He scrutinized her impersonally, transferred a brush from mouth to hand, and caught up a bundle of galley-proofs.

"No," he decided, more to himself than Jean. "It's another petite heroine, drat her! But I'd be glad to have you leave your name and address," he added, indicating a paint-smeared memorandum book which lay amidst the brushes, ink-saucers, and color-tubes littering a small table at elbow. "I may need your type any day."

Jean complied, thanked him, and turned to go.

"Try MacGregor, top floor—Malcolm MacGregor," he suggested. "Tell him I said to have a look at your eyes."

Much encouraged, she mounted two more flights, knocked, and, as before, let herself in at an unceremonious hail. This time, however, she passed directly from hall to studio, coming at once into an atmosphere startling in its contrast to the life she left behind. MacGregor's Oasis, one of the illustrator's friends called it, and the phrase fitted happily. The rack of wonderfully chased small arms and long Arab flintlocks; the bright spot of color made upon the neutral background of the wall by some strange musical instrument or Tripolitan fan; the curious jugs, gourds, and leathern buckets of caravan housekeeping; the careless heaps of oriental stuffs and garments from which, among the soberer folds of a barracan or camel's-hair jellaba, one caught the red gleam of a fez or the yellow glow of a vest wrought with intricate embroideries; the tropical sun-helmet,—MacGregor's own,—its green lining bleached by the reflected light of Sahara sand; the antelope antlers above the lintel; the Soudanese leopard skins under foot—these and their like, in bewildering number and variety, recalled the charm and mystery of the African desert which this man knew, loved, and painted superlatively.
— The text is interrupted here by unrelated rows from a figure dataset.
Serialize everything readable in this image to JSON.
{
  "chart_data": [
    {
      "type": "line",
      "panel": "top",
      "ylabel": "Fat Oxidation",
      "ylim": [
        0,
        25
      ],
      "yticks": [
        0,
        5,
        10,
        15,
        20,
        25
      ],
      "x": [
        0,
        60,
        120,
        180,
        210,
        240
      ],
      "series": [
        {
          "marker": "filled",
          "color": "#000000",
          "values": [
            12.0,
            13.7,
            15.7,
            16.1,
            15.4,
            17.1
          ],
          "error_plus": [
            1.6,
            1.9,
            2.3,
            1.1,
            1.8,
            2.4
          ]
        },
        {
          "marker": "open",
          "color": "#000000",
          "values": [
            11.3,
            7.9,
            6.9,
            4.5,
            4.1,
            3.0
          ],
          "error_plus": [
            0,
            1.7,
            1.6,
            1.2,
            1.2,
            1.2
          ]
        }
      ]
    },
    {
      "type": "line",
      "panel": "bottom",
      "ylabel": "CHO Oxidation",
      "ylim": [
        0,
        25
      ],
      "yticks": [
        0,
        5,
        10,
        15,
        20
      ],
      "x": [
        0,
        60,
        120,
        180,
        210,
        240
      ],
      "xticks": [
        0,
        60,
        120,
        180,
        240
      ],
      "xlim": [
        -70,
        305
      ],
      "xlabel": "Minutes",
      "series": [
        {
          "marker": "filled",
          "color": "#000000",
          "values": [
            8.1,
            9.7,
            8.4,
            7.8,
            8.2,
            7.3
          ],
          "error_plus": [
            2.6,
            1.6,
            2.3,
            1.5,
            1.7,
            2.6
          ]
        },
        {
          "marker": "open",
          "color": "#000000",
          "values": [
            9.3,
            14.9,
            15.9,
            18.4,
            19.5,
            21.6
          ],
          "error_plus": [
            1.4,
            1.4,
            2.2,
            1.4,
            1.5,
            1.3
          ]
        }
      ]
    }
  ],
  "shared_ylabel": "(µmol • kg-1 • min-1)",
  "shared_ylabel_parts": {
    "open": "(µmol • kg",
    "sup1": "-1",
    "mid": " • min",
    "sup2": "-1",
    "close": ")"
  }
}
MacGregor himself, whom she found at his easel, was, despite his name, not Scotch, but American, with seven generations of New England ancestors behind him. Tall, thin-featured, alert, and apparently in his late thirties, he had the quizzical, shrewdly humorous eye which passes for and possibly does express the Connecticut Yankee's outlook upon life. In nothing did he suggest the artist.

"I'll be through here in no time, if you'll take a chair," he said, when Jean had repeated the other artist's message.

Her wait was fruitful, for it emphasized most graphically the dictum of the agent that gumption was fundamental in the successful model's equipment. The man now posing for MacGregor in the character of an aged Arab leading a caravan down a rocky defile, was mounted upon nothing more spirited than an ingenious arrangement of packing-cases, but he bestrode his saddle as if he rode in truth the barb which the canvas depicted. He dismounted presently and disappeared in an adjacent alcove from which he shortly issued a commonplace young man in commonplace occidental garb, who pocketed his day's wage and went whistling down the stairs.

MacGregor turned to Jean.

"I do want a model," he said. "I want one bad. By rights I should be painting over yonder,"—his gesture broadly signified Africa,—"but my market, the devil take it! is here. So I'm hunting a model. I have had plenty come who look the part (which you don't) even Arabs from a Wild West show; but I've yet to strike one who has any more imagination than a rabbit. I tell you this frankly because it's easy to see you're not the average model. That is why I asked you to wait. The model I'm looking for must work under certain of the Arab woman's restrictions. Out there"—his hand again swept the Dark Continent—"you never see her face, as you probably know. You glimpse her eyes, if they're not veiled; you try to read their story. If even the eyes are hidden, you find yourself attempting to read the draperies. Do you grasp my difficulty? I want some one who can express emotions not only with the eyes, but without them. Now you," he ended, with a note of enthusiasm, "you have the eyes. Don't tell me you haven't the rest."